What do you do if you’re entire business relies on delivering streaming video content over the Web to millions of customers, and there are no examples to follow or tools to use? If you’re Netflix, you set the example and build the tools.
Netflix had tremendous success with its original business model shipping movies on DVD to customers in trademark red envelopes. The precision of the shipping logistics, and the efficiency with which Netflix was able to meet user demand and ensure speedy delivery is a case study of its own. But, Netflix also saw the writing on the wall and became one of the first to embrace delivering movies via streaming video over the Internet.
Networking protocols are fairly resilient, and able to get data from Point A to Point B eventually, but streaming content like audio or video is less forgiving. The data needs to be transferred at high speed, and the packets need to arrive in order to avoid buffering or glitchy playback.
Netflix chose Amazon Web Services (AWS) to provide the cloud server infrastructure for delivering its streaming content. Amazon is reliable and resilient, but it is not infallible. When Amazon experiences a massive outage—as it has a few times in the past—it can mean down time for Netflix customers. Netflix, however, works very hard to guard against being affected by issues like that, and—thanks to the Simian Army—it is quite successful.
Simian Army
I spoke recently with Ruslan Meshenberg, director of platform engineering and Josh Evans, director of operations engineering for Netflix to learn more about how Netflix has embraced both DevOps and open source to develop tools that help it deliver high quality streaming video content to customers around the world.
Simian Army is the name Netflix has given its suite of automated tools engineered to stress test the Netflix infrastructure and proactively identify weaknesses so Netflix can resolve them. The Simian Army is comprised of tools like ChaosMonkey, ChaosGorilla, and ChaosKong.
Josh explained that when you’re dealing with a massively distributed system like the Netflix cloud infrastructure, it’s inevitable that you will encounter bugs. Rather than waiting for issues to surface, Netflix uses the Simian Army to intentionally induce failure on its own terms, so that issues can be identified and fixed before they impact customers.
ChaosMonkey wreaks havoc on an individual server or cluster level—randomly shutting down servers to make sure that automated resilience works, and that redundant systems pick up the slack so content delivery is not interrupted. ChaosGorilla works on a larger scale by taking out entire AWS zones, and ChaosKong takes the concept to a national level by randomly shutting down the East Coast or West Coast regions of AWS to ensure traffic is automatically redirected to the remaining region.
There are also other tools in the Simian Army.
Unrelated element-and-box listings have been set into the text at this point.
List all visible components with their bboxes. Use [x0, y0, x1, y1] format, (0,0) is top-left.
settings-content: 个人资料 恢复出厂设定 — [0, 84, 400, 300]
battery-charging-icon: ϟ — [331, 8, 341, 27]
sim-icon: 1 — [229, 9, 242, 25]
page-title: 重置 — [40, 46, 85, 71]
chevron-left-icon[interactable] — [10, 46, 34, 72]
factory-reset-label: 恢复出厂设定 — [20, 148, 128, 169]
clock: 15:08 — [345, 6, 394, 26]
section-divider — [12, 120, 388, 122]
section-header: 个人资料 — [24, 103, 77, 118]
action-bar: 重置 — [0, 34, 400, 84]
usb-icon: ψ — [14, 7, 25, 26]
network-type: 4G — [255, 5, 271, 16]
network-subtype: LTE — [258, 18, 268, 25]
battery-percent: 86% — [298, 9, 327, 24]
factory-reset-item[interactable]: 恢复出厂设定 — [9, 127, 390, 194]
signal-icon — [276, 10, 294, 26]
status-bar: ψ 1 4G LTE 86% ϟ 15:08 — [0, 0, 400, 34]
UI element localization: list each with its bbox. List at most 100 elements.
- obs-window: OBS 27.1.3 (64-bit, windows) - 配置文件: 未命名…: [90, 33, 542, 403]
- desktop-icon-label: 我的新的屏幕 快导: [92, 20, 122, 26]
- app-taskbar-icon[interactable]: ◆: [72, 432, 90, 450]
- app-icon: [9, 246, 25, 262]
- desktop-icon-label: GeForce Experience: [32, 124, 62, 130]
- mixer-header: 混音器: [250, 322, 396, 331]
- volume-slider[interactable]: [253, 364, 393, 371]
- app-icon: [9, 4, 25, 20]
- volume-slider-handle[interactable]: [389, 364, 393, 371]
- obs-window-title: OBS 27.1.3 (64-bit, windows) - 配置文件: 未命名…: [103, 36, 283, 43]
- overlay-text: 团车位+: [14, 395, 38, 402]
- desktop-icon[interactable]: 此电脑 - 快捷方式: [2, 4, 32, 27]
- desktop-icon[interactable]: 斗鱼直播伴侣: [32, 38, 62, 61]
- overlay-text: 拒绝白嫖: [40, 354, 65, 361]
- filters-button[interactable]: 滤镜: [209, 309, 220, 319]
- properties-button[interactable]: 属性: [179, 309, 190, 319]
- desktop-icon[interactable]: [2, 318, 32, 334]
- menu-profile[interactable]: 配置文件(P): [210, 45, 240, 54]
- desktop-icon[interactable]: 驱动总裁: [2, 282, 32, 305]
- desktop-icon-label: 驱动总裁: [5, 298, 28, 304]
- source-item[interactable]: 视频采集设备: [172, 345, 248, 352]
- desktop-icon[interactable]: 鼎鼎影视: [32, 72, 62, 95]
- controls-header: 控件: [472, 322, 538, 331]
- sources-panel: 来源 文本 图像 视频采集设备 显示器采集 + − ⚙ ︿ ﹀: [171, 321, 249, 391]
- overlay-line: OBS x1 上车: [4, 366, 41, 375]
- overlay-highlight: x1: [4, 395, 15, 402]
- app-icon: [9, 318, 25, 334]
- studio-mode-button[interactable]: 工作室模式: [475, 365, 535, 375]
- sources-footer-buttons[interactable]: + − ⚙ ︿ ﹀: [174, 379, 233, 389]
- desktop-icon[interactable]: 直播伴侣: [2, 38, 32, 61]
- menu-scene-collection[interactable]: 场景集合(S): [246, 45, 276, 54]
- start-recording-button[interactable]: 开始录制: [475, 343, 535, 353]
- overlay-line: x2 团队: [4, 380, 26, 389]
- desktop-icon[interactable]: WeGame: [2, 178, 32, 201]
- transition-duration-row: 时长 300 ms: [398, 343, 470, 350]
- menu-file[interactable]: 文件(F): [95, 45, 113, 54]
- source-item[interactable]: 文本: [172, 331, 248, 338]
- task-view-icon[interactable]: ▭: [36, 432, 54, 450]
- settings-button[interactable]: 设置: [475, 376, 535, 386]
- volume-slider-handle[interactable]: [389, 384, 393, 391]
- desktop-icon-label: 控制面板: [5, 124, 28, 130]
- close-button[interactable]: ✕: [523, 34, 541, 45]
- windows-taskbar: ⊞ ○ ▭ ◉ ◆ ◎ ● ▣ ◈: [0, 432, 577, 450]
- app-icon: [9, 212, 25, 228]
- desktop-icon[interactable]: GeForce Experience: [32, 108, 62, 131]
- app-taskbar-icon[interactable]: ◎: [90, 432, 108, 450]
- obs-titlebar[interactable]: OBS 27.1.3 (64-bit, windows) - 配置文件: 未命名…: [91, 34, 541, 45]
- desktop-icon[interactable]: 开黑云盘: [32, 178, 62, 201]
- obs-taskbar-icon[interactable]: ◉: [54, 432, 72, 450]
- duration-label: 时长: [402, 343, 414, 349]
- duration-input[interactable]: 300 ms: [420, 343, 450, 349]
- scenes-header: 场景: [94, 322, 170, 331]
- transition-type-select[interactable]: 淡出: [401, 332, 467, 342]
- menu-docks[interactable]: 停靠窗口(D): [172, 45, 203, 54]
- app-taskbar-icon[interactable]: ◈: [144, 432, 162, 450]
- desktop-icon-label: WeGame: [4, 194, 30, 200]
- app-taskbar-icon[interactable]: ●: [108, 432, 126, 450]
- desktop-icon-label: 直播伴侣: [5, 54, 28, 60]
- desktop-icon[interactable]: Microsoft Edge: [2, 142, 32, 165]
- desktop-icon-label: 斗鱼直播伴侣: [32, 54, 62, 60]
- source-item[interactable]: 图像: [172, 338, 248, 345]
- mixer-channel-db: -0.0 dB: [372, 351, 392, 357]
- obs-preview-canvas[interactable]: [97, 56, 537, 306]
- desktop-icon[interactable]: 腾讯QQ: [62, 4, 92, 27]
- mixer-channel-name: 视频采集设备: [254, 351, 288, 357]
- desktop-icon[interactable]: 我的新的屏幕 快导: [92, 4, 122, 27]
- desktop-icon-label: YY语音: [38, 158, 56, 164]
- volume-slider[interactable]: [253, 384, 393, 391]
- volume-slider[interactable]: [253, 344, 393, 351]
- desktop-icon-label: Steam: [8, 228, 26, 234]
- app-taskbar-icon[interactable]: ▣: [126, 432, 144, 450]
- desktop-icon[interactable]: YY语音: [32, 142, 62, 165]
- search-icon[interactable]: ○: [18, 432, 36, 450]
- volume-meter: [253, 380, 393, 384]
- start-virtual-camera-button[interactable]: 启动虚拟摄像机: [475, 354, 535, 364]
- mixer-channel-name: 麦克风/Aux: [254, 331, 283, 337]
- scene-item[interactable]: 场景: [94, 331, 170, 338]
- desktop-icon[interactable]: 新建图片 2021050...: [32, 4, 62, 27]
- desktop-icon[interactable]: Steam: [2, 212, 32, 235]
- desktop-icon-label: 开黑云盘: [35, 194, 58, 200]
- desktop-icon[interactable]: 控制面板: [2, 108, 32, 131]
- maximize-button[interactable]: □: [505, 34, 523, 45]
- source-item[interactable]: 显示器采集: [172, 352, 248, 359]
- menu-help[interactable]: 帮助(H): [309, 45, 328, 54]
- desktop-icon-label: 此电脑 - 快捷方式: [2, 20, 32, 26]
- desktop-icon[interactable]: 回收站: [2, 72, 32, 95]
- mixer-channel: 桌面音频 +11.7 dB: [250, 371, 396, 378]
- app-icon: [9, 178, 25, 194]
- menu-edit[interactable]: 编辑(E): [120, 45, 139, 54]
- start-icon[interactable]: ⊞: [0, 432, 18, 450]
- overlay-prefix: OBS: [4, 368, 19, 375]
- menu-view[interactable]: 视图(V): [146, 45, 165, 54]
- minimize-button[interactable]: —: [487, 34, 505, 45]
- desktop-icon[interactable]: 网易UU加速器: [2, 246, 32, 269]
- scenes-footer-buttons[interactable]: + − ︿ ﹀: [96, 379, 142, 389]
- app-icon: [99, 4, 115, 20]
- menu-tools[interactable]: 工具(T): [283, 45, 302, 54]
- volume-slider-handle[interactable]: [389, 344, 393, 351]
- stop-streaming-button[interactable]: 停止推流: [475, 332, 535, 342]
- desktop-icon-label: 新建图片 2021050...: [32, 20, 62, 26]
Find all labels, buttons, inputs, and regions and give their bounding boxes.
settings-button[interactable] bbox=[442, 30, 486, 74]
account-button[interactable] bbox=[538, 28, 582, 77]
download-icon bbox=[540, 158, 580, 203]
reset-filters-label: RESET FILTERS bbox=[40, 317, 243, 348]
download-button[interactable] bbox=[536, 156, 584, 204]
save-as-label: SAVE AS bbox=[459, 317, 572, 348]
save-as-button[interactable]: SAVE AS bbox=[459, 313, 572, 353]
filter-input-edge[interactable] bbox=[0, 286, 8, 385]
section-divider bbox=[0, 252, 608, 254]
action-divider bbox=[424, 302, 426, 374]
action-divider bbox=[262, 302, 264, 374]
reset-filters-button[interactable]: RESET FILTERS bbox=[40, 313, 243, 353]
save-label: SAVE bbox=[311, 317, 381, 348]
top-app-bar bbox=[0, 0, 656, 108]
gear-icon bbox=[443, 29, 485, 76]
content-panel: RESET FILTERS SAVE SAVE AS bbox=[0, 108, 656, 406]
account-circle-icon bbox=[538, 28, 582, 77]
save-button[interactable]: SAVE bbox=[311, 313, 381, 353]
JanitorMonkey keeps everything tidy by cleaning up unused EC2 resources. As the name implies, its job is to automatically clean up after developers. Then there’s ConformityMonkey, which checks for EC2 instances that are not conforming to predefined rules for best practices.
Netflix lets the Simian Army roam free causing random chaos, but only Monday through Friday between the hours of 9am and 3pm when managers and developers are present to address any urgent situations that might be caused inadvertently. In some cases the tools take automated corrective action, and in some they simply generate an alert and escalate the issue to the appropriate group or individual.
Embracing Open Source
One of the things that makes the Simian Army unique is that Netflix created these tools out of necessity. Netflix was blazing a trail on the cutting edge of delivering content from the cloud, and there simply were no commercial tools available to do the things Netflix needed to do.
In the early stages of scaling cloud services to meet demand, Netflix frequently stumbled and hit a variety of walls. Netflix was a pioneer in delivering content through the cloud at this scale, but the open source community has experience, and an established understanding of working with a distributed environment.
By marshaling the resources of the open source community, Netflix was able to get more eyes on the code, and enlist the volunteer support of hundreds or thousands of developers to help refine and improve the tools in the Simian Army, and other tools Netflix has developed. Ruslan and Josh also explained that there is an unintended benefit of cooperating with the open source community: in-house developers are more diligent when they know that the code they write will be exposed to the general public.
Netflix doesn’t just take advantage of the open source community; it also makes its tools available to the general public through the Netflix Open Source Software Center on Github. There are tools for availability (like the Simian Army), cloud management, persistent systems, infrastructure services, developer productivity, and more—all available for free for anyone who wishes to use them.
Culture of Freedom and Responsibility
Lots of organizations talk a good game. It’s easy to come up with a profound mission statement, or an insightful set of company values. Actually living up to them, however, is a whole different story. Netflix prides itself on building a culture of freedom and responsibility.
The Netflix culture is part of what makes the company so successful, and why Netflix has been able to achieve what it has in the realms of DevOps and open source. Netflix believes in finding highly skilled, seasoned engineers and developers, and allowing them the autonomy to get their jobs done and own responsibility for what they produce.
Other organizations can learn a lot from Netflix. Netflix has paved new paths for DevOps, set the bar for collaborating with the open source community, and established a culture of success that any company could benefit from adopting.